The thinking-runaway failure mode is different. In the captured repro on gemini-3.5-flash with thinkingLevel: "high" and a session containing several large recent tool results, the model would consume close to the full maxOutputTokens budget on internal thinking and return essentially no visible output. Per Google's docs includeThoughts is nominally a summary-return toggle, but on this model the server-side decoding path shifts dramatically when summaries are not requested: streaming response parts collapse from ~90 chunks to 2, and thoughtsTokenCount falls from ~30k to under ~2k. The thoughtSignature continues to be emitted on the final response part, so multi-turn reasoning state still carries forward.
Both mitigations are applied at the request boundary only. No cache, no database, no transcript migration.
Verification
This plugin was checked against the OpenCode loop that motivated it:
- Plugin off: continuing the imported looping session caused Gemini to call the same
read(...)tool again. - Plugin on: the same continuation inserted one request-local boundary, pruned older repeated signatures, and the assistant finished without making a new tool call.
Local package checks:
bun run prepublishOnly
node -e "import('./dist/plugin.js').then((m) => console.log(m.default.id))"
bun pm pack --dry-runThe test harness uses a repo-local fixture. It is not included in the npm tarball.
Package facts
name: opencode-gemini-dejavu
type: opencode-plugin
runtime: node >=18.17
models: gemini-3.x (boundary), gemini-* (thinkingConfig)
hooks:
- experimental.chat.messages.transform
- chat.params
entrypoint: dist/plugin.js
types: dist/plugin.d.ts
published_files:
- dist
- README.mdRuntime code uses standard Node APIs: node:crypto, structuredClone, and console. Bun is used for development scripts, tests, and packaging checks, not for the published plugin runtime.
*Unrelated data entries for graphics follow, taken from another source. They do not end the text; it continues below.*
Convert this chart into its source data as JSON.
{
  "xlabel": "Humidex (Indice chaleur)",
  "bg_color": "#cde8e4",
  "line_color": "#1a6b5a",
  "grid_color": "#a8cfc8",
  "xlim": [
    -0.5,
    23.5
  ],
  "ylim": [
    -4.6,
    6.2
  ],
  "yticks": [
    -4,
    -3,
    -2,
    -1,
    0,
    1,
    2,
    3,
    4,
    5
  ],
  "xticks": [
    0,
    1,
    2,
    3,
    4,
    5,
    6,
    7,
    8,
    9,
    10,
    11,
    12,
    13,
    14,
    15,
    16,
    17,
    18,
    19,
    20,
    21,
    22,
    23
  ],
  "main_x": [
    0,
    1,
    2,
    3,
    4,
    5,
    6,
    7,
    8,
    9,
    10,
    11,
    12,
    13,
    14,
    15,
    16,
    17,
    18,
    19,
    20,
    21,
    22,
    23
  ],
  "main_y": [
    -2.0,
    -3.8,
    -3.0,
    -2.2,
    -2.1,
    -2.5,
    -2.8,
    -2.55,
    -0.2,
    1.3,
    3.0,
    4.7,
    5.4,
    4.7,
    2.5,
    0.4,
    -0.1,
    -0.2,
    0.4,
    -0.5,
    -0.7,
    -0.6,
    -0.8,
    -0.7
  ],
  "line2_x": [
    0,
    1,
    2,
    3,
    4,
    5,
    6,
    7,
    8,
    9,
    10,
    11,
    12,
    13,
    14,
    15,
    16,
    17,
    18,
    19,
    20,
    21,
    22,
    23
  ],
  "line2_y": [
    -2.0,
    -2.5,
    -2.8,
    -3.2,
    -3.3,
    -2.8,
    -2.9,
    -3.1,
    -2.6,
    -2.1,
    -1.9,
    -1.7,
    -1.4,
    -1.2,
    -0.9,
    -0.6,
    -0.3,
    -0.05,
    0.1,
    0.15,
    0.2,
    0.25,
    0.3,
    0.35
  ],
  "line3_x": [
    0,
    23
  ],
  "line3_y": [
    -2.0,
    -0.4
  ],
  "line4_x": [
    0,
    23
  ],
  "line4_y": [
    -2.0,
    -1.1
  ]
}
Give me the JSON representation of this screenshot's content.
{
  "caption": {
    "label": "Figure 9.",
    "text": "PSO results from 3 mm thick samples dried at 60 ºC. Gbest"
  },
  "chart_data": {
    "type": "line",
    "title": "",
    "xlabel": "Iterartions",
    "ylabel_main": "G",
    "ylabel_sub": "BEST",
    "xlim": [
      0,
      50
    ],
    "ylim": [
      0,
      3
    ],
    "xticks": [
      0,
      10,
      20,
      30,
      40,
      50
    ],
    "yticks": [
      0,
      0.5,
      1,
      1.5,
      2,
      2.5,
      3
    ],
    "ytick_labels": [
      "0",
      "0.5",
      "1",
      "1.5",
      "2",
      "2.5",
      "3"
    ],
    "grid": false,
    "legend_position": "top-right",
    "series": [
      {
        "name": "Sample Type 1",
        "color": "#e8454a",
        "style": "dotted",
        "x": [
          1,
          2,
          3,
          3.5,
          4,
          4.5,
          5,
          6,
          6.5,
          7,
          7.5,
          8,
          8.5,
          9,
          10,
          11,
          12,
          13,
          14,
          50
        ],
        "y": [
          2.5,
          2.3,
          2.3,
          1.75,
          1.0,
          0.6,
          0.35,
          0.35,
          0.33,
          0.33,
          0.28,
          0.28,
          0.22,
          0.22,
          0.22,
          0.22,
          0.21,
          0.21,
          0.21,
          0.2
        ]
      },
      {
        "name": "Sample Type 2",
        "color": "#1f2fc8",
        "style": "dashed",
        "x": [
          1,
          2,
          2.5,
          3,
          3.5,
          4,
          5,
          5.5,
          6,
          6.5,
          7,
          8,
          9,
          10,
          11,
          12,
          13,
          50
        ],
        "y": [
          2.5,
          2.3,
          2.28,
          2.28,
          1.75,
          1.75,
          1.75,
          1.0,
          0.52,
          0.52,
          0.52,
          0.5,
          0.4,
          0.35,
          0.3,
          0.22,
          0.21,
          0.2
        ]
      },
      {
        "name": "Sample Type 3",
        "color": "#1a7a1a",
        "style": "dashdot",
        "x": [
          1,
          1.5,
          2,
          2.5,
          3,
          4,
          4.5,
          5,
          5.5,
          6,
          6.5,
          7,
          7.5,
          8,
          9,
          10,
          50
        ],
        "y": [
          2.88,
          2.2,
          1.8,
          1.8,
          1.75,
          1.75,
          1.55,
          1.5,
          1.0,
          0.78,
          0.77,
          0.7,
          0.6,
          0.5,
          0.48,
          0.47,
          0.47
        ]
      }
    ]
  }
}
@opencode-ai/plugin is a dev dependency for the official OpenCode plugin types. The compiled JavaScript does not import it.
Build and publish
bun install
bun run prepublishOnly
bun pm pack --dry-runPublish with npm if it is available:
npm publish --access publicOr publish with Bun after npm authentication is configured:
bunx npm login
bun publish --access publicpublishConfig.access is already set to public, but passing --access public makes the registry intent explicit.